La fenêtre était grande ouverte. Le soir entrait, vibrant, abondant, comme une saison. Je vis dans les rayons poudroyants du couchant trois personnes placées à contre-jour des longs reflets mordorés. Un vieillard, l’air chagrin et brisé, au visage labouré de rides, assis dans le fauteuil tiré près de la fenêtre; une grande jeune femme aux cheveux très blonds qui présentait une figure de madone. Un peu à l’écart, une femme enceinte était assise et, de son œil fixe, semblait contempler l’avenir.

Celle-ci ne se mêlait point à la conversation, soit qu’elle fût de condition plus modeste, soit que sa pensée se consacrât toute à l’événement de sa chair. On voyait, dans le demi-jour où elle s’était retirée, sa forme grossie et doucement monstrueuse, et son tendre rictus absorbé.

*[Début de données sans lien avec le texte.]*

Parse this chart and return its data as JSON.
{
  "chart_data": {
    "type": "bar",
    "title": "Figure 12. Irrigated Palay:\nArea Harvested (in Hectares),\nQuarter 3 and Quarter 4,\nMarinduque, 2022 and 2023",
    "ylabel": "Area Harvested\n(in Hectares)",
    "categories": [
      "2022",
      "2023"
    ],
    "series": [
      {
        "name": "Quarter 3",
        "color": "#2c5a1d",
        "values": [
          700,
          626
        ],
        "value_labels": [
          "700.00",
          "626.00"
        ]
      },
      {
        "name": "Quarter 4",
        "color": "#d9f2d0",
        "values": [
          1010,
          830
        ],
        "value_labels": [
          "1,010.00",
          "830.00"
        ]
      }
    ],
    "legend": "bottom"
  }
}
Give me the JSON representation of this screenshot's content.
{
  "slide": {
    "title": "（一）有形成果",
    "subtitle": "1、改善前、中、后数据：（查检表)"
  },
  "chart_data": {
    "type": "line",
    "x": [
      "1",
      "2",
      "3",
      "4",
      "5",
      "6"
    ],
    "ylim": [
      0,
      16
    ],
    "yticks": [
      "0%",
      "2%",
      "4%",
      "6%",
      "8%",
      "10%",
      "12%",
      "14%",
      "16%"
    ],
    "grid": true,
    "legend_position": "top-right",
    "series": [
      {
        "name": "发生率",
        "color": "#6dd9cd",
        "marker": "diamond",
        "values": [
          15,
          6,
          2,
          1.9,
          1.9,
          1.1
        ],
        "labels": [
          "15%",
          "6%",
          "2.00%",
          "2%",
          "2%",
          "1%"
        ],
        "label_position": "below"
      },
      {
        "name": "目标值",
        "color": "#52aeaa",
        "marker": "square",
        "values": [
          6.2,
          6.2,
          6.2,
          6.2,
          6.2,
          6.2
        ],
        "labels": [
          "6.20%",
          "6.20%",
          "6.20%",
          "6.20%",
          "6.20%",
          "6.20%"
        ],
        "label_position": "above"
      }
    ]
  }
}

Les autres causaient. L’homme employait une voix cassée, inégale. Un peu de trépidation fébrile le prenait parfois aux épaules, et il avait de temps à autre de brusques mouvements qui ne venaient pas de lui; ses yeux étaient bridés, sa parole portait l’empreinte d’un accent étranger. Elle, elle se tenait tranquillement à côté de lui, avec sa clarté et sa douceur du Nord, si blanche et si dorée que la lueur du jour semblait mourir plus lentement qu’ailleurs, sur sa pâle figure argentée et l’auréole diffuse de ses cheveux.

Était-ce un père et sa fille, un frère et sa sœur? On sentait qu’il l’adorait, mais que ce n’était pas sa femme.

Il la regarda de ses yeux éteints où le soleil qui était sur elle mit un reflet.

Il dit:

– Quelqu’un va naître; et quelqu’un va mourir.

La femme enceinte fit un mouvement. L’autre cria à mi-voix, vivement penchée vers lui:

– Que dites-vous, Philippe!…

Il sembla indifférent à l’effet produit par ses paroles, comme si cette protestation n’eût pas été sincère, ou était vaine.

Il n’était peut-être pas vieux; ses cheveux me paraissaient à peine grisonnants. Mais il était saisi par une souffrance mystérieuse, qu’il supportait mal, dans une crispation continue. Il n’avait pas longtemps à vivre. Cela se voyait à des signes éternels autour de lui: une pitié effrayée et trop discrète dans les regards, et déjà un deuil presque insupportable.

* * *

Il se met à parler après un effort de sa chair pour rompre le silence. Comme il est placé entre la fenêtre ouverte et moi, ses paroles se dissipent en partie dans l’espace.

Il parle de voyages. Je crois aussi qu’il a parlé de son mariage, mais je n’ai pas entendu ce qu’il en a dit.

Il se ranime, sa voix s’élève; elle est, à présent, d’une profonde et angoissante sonorité. Il vibre; une passion contenue anime ses gestes, ses regards, attiédit et agrandit ses paroles. On voit à travers lui l’homme actif et brillant qu’il devait être, avant d’avoir été souillé par la maladie.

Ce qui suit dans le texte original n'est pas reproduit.